Neural networks are being used to predict new materials, chemical reactions and drug-target interactions. For these applications, they’re faster than traditional methods like quantum mechanical simulations by orders of magnitude. However, the price for this agility is reliability. Machine learning models only interpolate and may fail when used outside of their domain sample data.
The part that worried MIT researchers was the tedious and labor intensive task of establishing limits for machine learning models. This is especially true in predicting potential energy surfaces (PES), a map which encodes complexities into flatlands, valleys peaks, troughs and ravines. These are molecular configurations with higher stability typically found deep within their chasms from where atoms or molecules rarely escape–quantum mechanical pits.
The researchers from MIT have presented a technique (Nature Communications paper) that can help in demarcating the “safe zone” of neural networks. They did so by using an adversarial attack on different molecules, which has been studied for other classes of problems such as image classification before this time.
The Gómez-Bombarelli lab at MIT is working on a synthesis of first-principles simulation and machine learning that greatly speeds up the process.
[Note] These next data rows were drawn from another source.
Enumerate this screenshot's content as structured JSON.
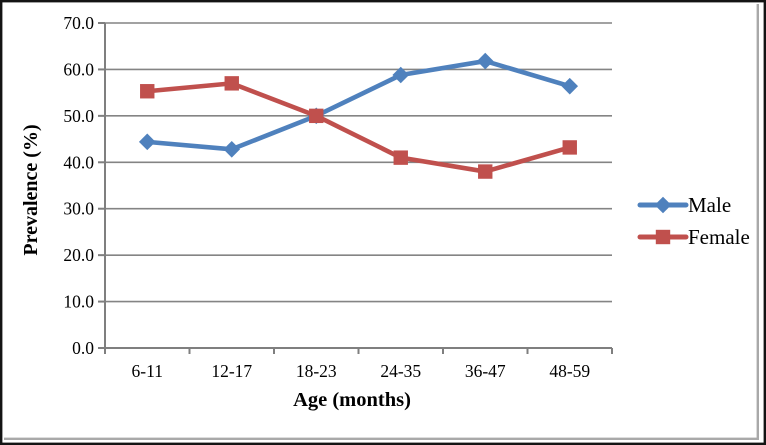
{
  "figure": {
    "background": "#ffffff",
    "outer_border_color": "#141414",
    "inner_shadow_color": "#a9a9a9"
  },
  "chart_data": {
    "type": "line",
    "title": "",
    "xlabel": "Age (months)",
    "ylabel": "Prevalence (%)",
    "categories": [
      "6-11",
      "12-17",
      "18-23",
      "24-35",
      "36-47",
      "48-59"
    ],
    "series": [
      {
        "name": "Male",
        "color": "#4F81BD",
        "marker": "diamond",
        "values": [
          44.4,
          42.8,
          50.0,
          58.8,
          61.8,
          56.4
        ]
      },
      {
        "name": "Female",
        "color": "#C0504D",
        "marker": "square",
        "values": [
          55.3,
          57.0,
          50.0,
          41.0,
          38.0,
          43.2
        ]
      }
    ],
    "ylim": [
      0,
      70
    ],
    "yticks": [
      0,
      10,
      20,
      30,
      40,
      50,
      60,
      70
    ],
    "ytick_labels": [
      "0.0",
      "10.0",
      "20.0",
      "30.0",
      "40.0",
      "50.0",
      "60.0",
      "70.0"
    ],
    "grid": true,
    "gridline_color": "#848484",
    "axis_color": "#7f7f7f",
    "legend_position": "right",
    "legend": [
      "Male",
      "Female"
    ]
  }
}
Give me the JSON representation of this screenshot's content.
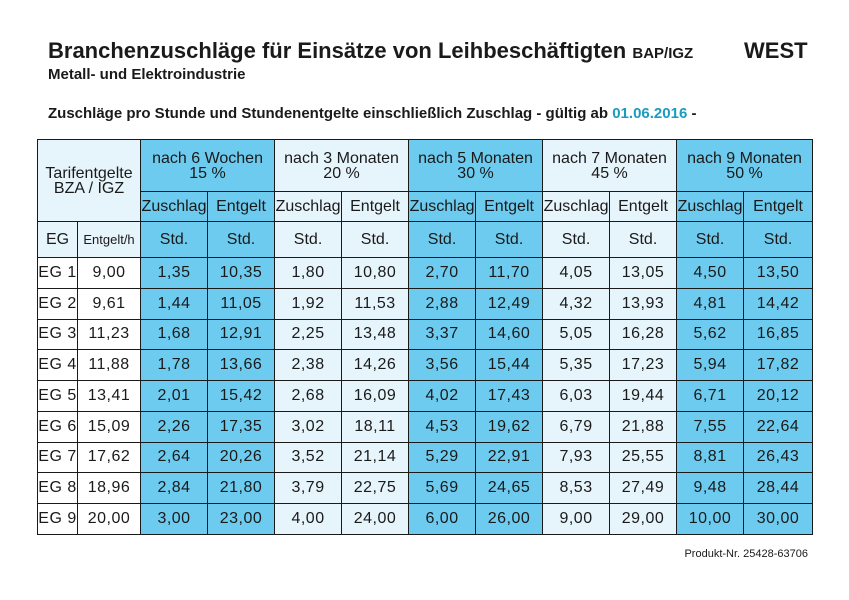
{
  "header": {
    "title": "Branchenzuschläge für Einsätze von Leihbeschäftigten",
    "title_suffix": "BAP/IGZ",
    "region": "WEST",
    "subtitle": "Metall- und Elektroindustrie",
    "info_prefix": "Zuschläge pro Stunde und Stundenentgelte einschließlich Zuschlag - gültig ab",
    "info_date": "01.06.2016",
    "info_suffix": "-"
  },
  "table": {
    "corner_label_line1": "Tarifentgelte",
    "corner_label_line2": "BZA / IGZ",
    "periods": [
      {
        "label": "nach 6 Wochen",
        "percent": "15 %"
      },
      {
        "label": "nach 3 Monaten",
        "percent": "20 %"
      },
      {
        "label": "nach 5 Monaten",
        "percent": "30 %"
      },
      {
        "label": "nach 7 Monaten",
        "percent": "45 %"
      },
      {
        "label": "nach 9 Monaten",
        "percent": "50 %"
      }
    ],
    "sub_headers": {
      "zuschlag": "Zuschlag",
      "entgelt": "Entgelt"
    },
    "unit_row": {
      "eg": "EG",
      "entgelt_h": "Entgelt/h",
      "unit": "Std."
    },
    "rows": [
      {
        "eg": "EG 1",
        "base": "9,00",
        "values": [
          "1,35",
          "10,35",
          "1,80",
          "10,80",
          "2,70",
          "11,70",
          "4,05",
          "13,05",
          "4,50",
          "13,50"
        ]
      },
      {
        "eg": "EG 2",
        "base": "9,61",
        "values": [
          "1,44",
          "11,05",
          "1,92",
          "11,53",
          "2,88",
          "12,49",
          "4,32",
          "13,93",
          "4,81",
          "14,42"
        ]
      },
      {
        "eg": "EG 3",
        "base": "11,23",
        "values": [
          "1,68",
          "12,91",
          "2,25",
          "13,48",
          "3,37",
          "14,60",
          "5,05",
          "16,28",
          "5,62",
          "16,85"
        ]
      },
      {
        "eg": "EG 4",
        "base": "11,88",
        "values": [
          "1,78",
          "13,66",
          "2,38",
          "14,26",
          "3,56",
          "15,44",
          "5,35",
          "17,23",
          "5,94",
          "17,82"
        ]
      },
      {
        "eg": "EG 5",
        "base": "13,41",
        "values": [
          "2,01",
          "15,42",
          "2,68",
          "16,09",
          "4,02",
          "17,43",
          "6,03",
          "19,44",
          "6,71",
          "20,12"
        ]
      },
      {
        "eg": "EG 6",
        "base": "15,09",
        "values": [
          "2,26",
          "17,35",
          "3,02",
          "18,11",
          "4,53",
          "19,62",
          "6,79",
          "21,88",
          "7,55",
          "22,64"
        ]
      },
      {
        "eg": "EG 7",
        "base": "17,62",
        "values": [
          "2,64",
          "20,26",
          "3,52",
          "21,14",
          "5,29",
          "22,91",
          "7,93",
          "25,55",
          "8,81",
          "26,43"
        ]
      },
      {
        "eg": "EG 8",
        "base": "18,96",
        "values": [
          "2,84",
          "21,80",
          "3,79",
          "22,75",
          "5,69",
          "24,65",
          "8,53",
          "27,49",
          "9,48",
          "28,44"
        ]
      },
      {
        "eg": "EG 9",
        "base": "20,00",
        "values": [
          "3,00",
          "23,00",
          "4,00",
          "24,00",
          "6,00",
          "26,00",
          "9,00",
          "29,00",
          "10,00",
          "30,00"
        ]
      }
    ]
  },
  "footer": {
    "product_number": "Produkt-Nr. 25428-63706"
  },
  "colors": {
    "accent_blue": "#6ccbee",
    "light_blue": "#e6f4fb",
    "date_color": "#1a9bbf"
  }
}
The actual simulations are run for only a fraction of these molecules, which then feed into neural networks to learn how to predict property data for all other molecules. The researchers have successfully demonstrated these methods for a growing class of novel materials that includes catalysts to produce hydrogen from water, cheaper polymer electrolytes for electric vehicles, zeolites as molecular sieves, magnetic materials and more.
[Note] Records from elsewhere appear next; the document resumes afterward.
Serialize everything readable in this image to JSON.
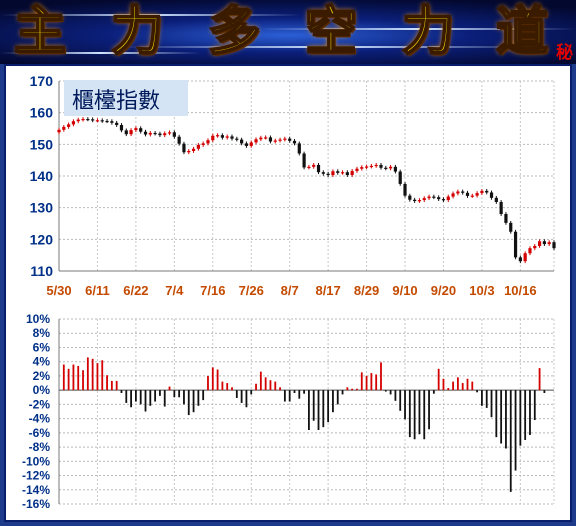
{
  "banner": {
    "chars": [
      "主",
      "力",
      "多",
      "空",
      "力",
      "道"
    ],
    "secret": "秘",
    "color": "#ffe600"
  },
  "chart_data": [
    {
      "type": "candlestick",
      "title": "櫃檯指數",
      "ylim": [
        110,
        170
      ],
      "yticks": [
        110,
        120,
        130,
        140,
        150,
        160,
        170
      ],
      "xticks": [
        "5/30",
        "6/11",
        "6/22",
        "7/4",
        "7/16",
        "7/26",
        "8/7",
        "8/17",
        "8/29",
        "9/10",
        "9/20",
        "10/3",
        "10/16"
      ],
      "close": [
        154.6,
        155.5,
        156.3,
        157.3,
        157.8,
        158.0,
        157.9,
        157.6,
        157.6,
        157.4,
        157.3,
        156.8,
        156.1,
        154.4,
        153.2,
        154.5,
        155.1,
        154.0,
        153.1,
        153.6,
        153.4,
        152.9,
        153.5,
        153.8,
        152.4,
        150.2,
        147.5,
        147.9,
        148.6,
        149.8,
        150.3,
        151.3,
        152.7,
        152.9,
        152.1,
        152.5,
        151.8,
        151.5,
        150.3,
        149.5,
        150.6,
        151.6,
        152.1,
        152.2,
        150.9,
        151.2,
        151.5,
        151.8,
        151.1,
        150.3,
        147.1,
        142.7,
        142.9,
        143.5,
        141.2,
        140.7,
        140.3,
        141.5,
        141.0,
        141.2,
        140.3,
        141.6,
        142.3,
        142.8,
        143.0,
        143.2,
        143.5,
        142.6,
        142.4,
        142.9,
        141.4,
        137.5,
        133.8,
        132.5,
        132.1,
        132.4,
        133.0,
        133.5,
        133.3,
        132.7,
        132.4,
        133.5,
        134.5,
        135.1,
        134.7,
        133.7,
        133.8,
        134.6,
        135.3,
        134.8,
        133.1,
        131.8,
        128.0,
        125.2,
        122.4,
        114.3,
        113.1,
        115.6,
        117.2,
        117.9,
        119.4,
        118.5,
        119.1,
        117.2
      ],
      "pct_change": [
        3.6,
        3.0,
        3.6,
        3.4,
        2.8,
        4.6,
        4.4,
        3.8,
        4.2,
        2.1,
        1.3,
        1.3,
        -0.4,
        -1.8,
        -2.4,
        -1.6,
        -2.0,
        -3.0,
        -2.2,
        -1.6,
        -0.8,
        -2.3,
        0.5,
        -1.0,
        -1.0,
        -2.0,
        -3.5,
        -3.1,
        -2.2,
        -1.4,
        2.0,
        3.2,
        2.9,
        1.2,
        1.0,
        0.4,
        -1.1,
        -1.8,
        -2.4,
        -0.6,
        0.9,
        2.6,
        1.8,
        1.4,
        1.2,
        0.4,
        -1.6,
        -1.6,
        -0.4,
        -1.2,
        -0.5,
        -5.6,
        -4.3,
        -5.6,
        -5.2,
        -4.5,
        -3.1,
        -2.0,
        -0.6,
        0.4,
        0.2,
        0.2,
        2.5,
        2.0,
        2.4,
        2.2,
        3.9,
        -0.2,
        -0.6,
        -1.5,
        -2.9,
        -4.1,
        -6.6,
        -6.9,
        -6.2,
        -6.9,
        -5.5,
        -0.5,
        3.0,
        1.6,
        0.3,
        1.2,
        1.8,
        1.0,
        1.6,
        1.2,
        -0.3,
        -2.2,
        -2.5,
        -3.8,
        -6.6,
        -7.5,
        -8.2,
        -14.3,
        -11.3,
        -7.8,
        -7.0,
        -6.3,
        -4.2,
        3.1,
        -0.4
      ],
      "ylim2": [
        -16,
        10
      ],
      "yticks2": [
        "10%",
        "8%",
        "6%",
        "4%",
        "2%",
        "0%",
        "-2%",
        "-4%",
        "-6%",
        "-8%",
        "-10%",
        "-12%",
        "-14%",
        "-16%"
      ],
      "up_color": "#d40000",
      "down_color": "#111111"
    }
  ]
}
The problem is, neural networks are only as smart as the data they’re trained on. The PES map has 99% falling into one pit and completely missing valleys of more interest. That’s bad news for self-driving cars that can’t see people crossing streets!
There are many different ways to understand the uncertainty of a model. One way is to run data through multiple versions. The researchers used multiple neural networks to make energy surface predictions. When the network is confident, its outputs converge and are near each other. Still, when they’re uncertain of their prediction, there can be a wide variation in output which could either indicate that none of them have produced an accurate solution or all three may contain elements that represent parts correctly chosen by different models.
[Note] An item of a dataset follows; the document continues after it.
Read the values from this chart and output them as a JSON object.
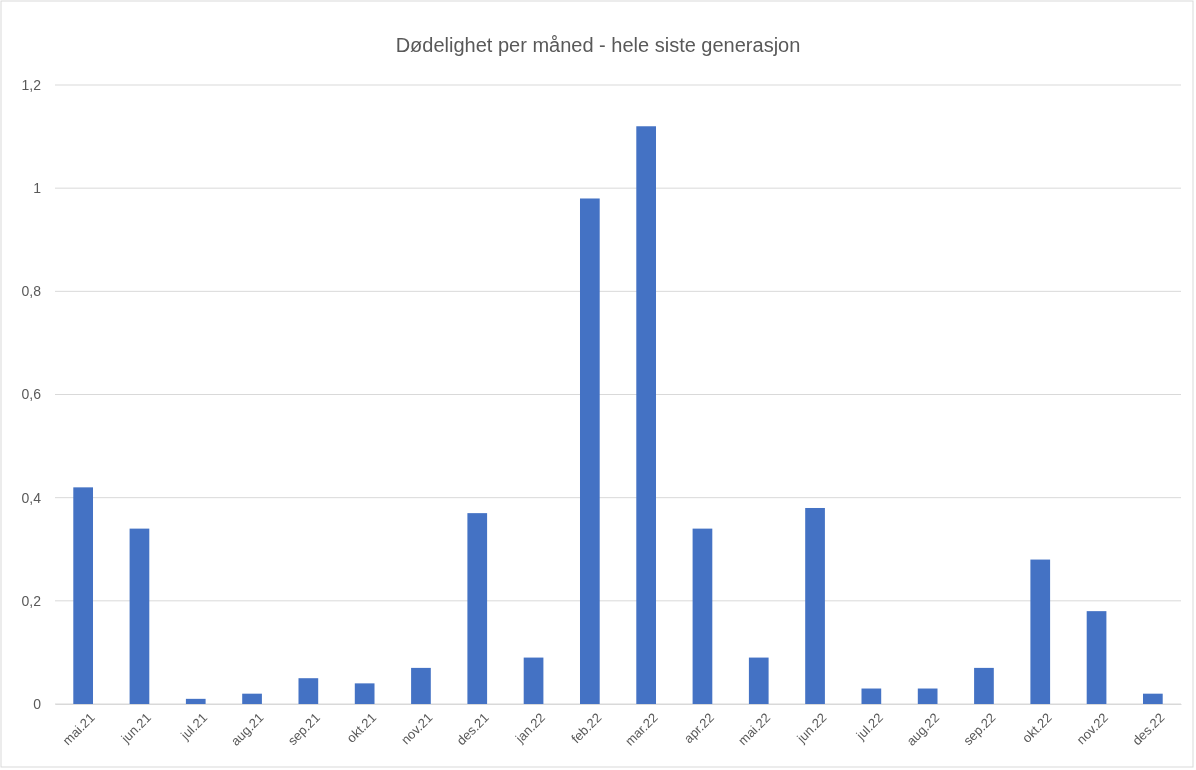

This new approach only samples data points from regions of low prediction confidence. These molecules are then stretched or deformed slightly so that the uncertainty is maximized. Additional simulations are computed for these molecules and added to the initial training pool. The neural networks are trained again to define the uncertainties associated with various points on the surface. This process is repeated until it becomes impossible to decrease any further because of well-defined uncertainty values at each point.
In this paper, the researchers present several examples of their approach in predicting complex supramolecular interactions in zeolites. These materials are cavernous crystals that act as molecular sieves with high shape selectivity and find applications across multiple fields, including catalysis, gas separation, and ion exchange, to name a few.
The researchers show how their method for performing simulations of large zeolite structures can provide significant savings in computational simulations. To predict potential energy surfaces for these systems, the team used more than 15,000 examples to train a neural network. The final results were mediocre, with only around 80 percent of the neural network-based simulations being successful despite spending a large amount to generate the dataset. The researchers added 5,000 new data points to improve the performance of neural network potentials with 92 percent.
Instead, when they used adversarial training to retrain the neural networks with only 500 extra points, it jumped up to 97% in terms of performance. That’s a remarkable result especially considering that each of these extra points takes hundreds of CPU hours, according to researchers.
This new method could be the most realistic way to probe the limits of models that researchers use to predict how materials will behave and chemical reactions progress.